The first day of school for Plantation Park Elementary School’s kindergarten teacher Lindsay Burns was a day she says she’ll never forget.
“It was quiet time, and I was feeling a little hungry,” the Bossier City teacher said, as the students were engaged in their own activities in the early afternoon of Aug. 14. “I had been a little busy, and I hadn’t had a chance to eat, and I got a piece of fruit out of my refrigerator.”
She took a bite of that fruit and that’s when the unthinkable happened.
“When I took a bite, it immediately just slipped down into my throat,” she described.
Lindsay said she was able to breathe momentarily, but that’s when things got progressively worse.
“I thought, well, I’ll just wash it down with some water,” the 18-year-veteran teacher said. “I took a sip, and that’s when things got really bad, and it just escalated from there when it lodged in and I couldn’t breathe.”
She said she didn’t want to panic in front of her students, so she ran out of the classroom. That’s when she ran into Deputy Slopak.
“I was here at the right time and the right place,” said Slopak, who was only on his second full day serving as a School Resource Officer at Plantation Park Elementary School.
Bossier Parish Sheriff’s Deputy and SRO Chris Slopak was making his rounds when he saw Mrs. Burns struggling to get air. He says that’s when his training kicked in.
“We met up roughly about right here [pointing to the middle of the hallway], I turned around, found her diaphragm, and placed my fist in the right area and just started applying pressure,” he said.
“I was continually asking her, ‘Can you breathe’?” he said. “She wasn’t breathing. About three or four more times, we were able to get it dislodged, and she went back to work. She’s a trooper.”

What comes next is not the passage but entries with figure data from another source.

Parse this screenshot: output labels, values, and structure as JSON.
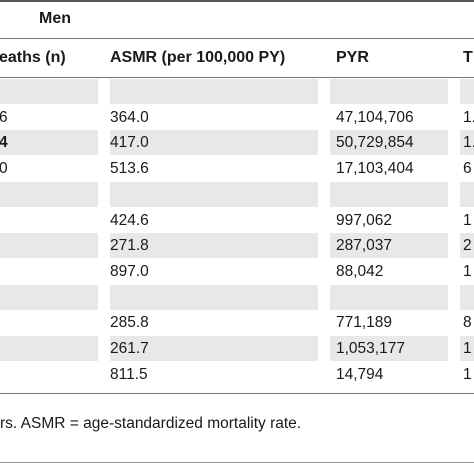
{
  "table": {
    "group_header": "Men",
    "columns": {
      "deaths": "eaths (n)",
      "asmr": "ASMR (per 100,000 PY)",
      "pyr": "PYR",
      "next": "T"
    },
    "rows": [
      {
        "type": "section",
        "deaths": "",
        "asmr": "",
        "pyr": "",
        "next": ""
      },
      {
        "type": "data",
        "deaths": "6",
        "asmr": "364.0",
        "pyr": "47,104,706",
        "next": "1.",
        "deaths_bold": false
      },
      {
        "type": "data",
        "deaths": "4",
        "asmr": "417.0",
        "pyr": "50,729,854",
        "next": "1.",
        "deaths_bold": true
      },
      {
        "type": "data",
        "deaths": "0",
        "asmr": "513.6",
        "pyr": "17,103,404",
        "next": "6",
        "deaths_bold": false
      },
      {
        "type": "section",
        "deaths": "",
        "asmr": "",
        "pyr": "",
        "next": ""
      },
      {
        "type": "data",
        "deaths": "",
        "asmr": "424.6",
        "pyr": "997,062",
        "next": "1",
        "deaths_bold": false
      },
      {
        "type": "data",
        "deaths": "",
        "asmr": "271.8",
        "pyr": "287,037",
        "next": "2",
        "deaths_bold": false
      },
      {
        "type": "data",
        "deaths": "",
        "asmr": "897.0",
        "pyr": "88,042",
        "next": "1",
        "deaths_bold": false
      },
      {
        "type": "section",
        "deaths": "",
        "asmr": "",
        "pyr": "",
        "next": ""
      },
      {
        "type": "data",
        "deaths": "",
        "asmr": "285.8",
        "pyr": "771,189",
        "next": "8",
        "deaths_bold": false
      },
      {
        "type": "data",
        "deaths": "",
        "asmr": "261.7",
        "pyr": "1,053,177",
        "next": "1",
        "deaths_bold": false
      },
      {
        "type": "data",
        "deaths": "",
        "asmr": "811.5",
        "pyr": "14,794",
        "next": "1",
        "deaths_bold": false
      }
    ]
  },
  "footnote": "rs. ASMR = age-standardized mortality rate."
}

Mrs. Burns calls Chris her guardian angel.
“I feel thankful that he was there for me…he saved my life,” she said. “I don’t think I would have lasted much longer had he not been standing there.”
Deputy Slopak says it’s part of his duty to protect and serve. That even involves knowing how to administer the Heimlich Maneuver.
“When we put our uniforms on every day, we’re not thinking about that type of scenario, though we are trained for those situations,” Deputy Slopak said. “We’re more on a high alert, always trying to be aware of our surroundings. This is just part of the job that comes with it, and I’m just glad I was here when I was.”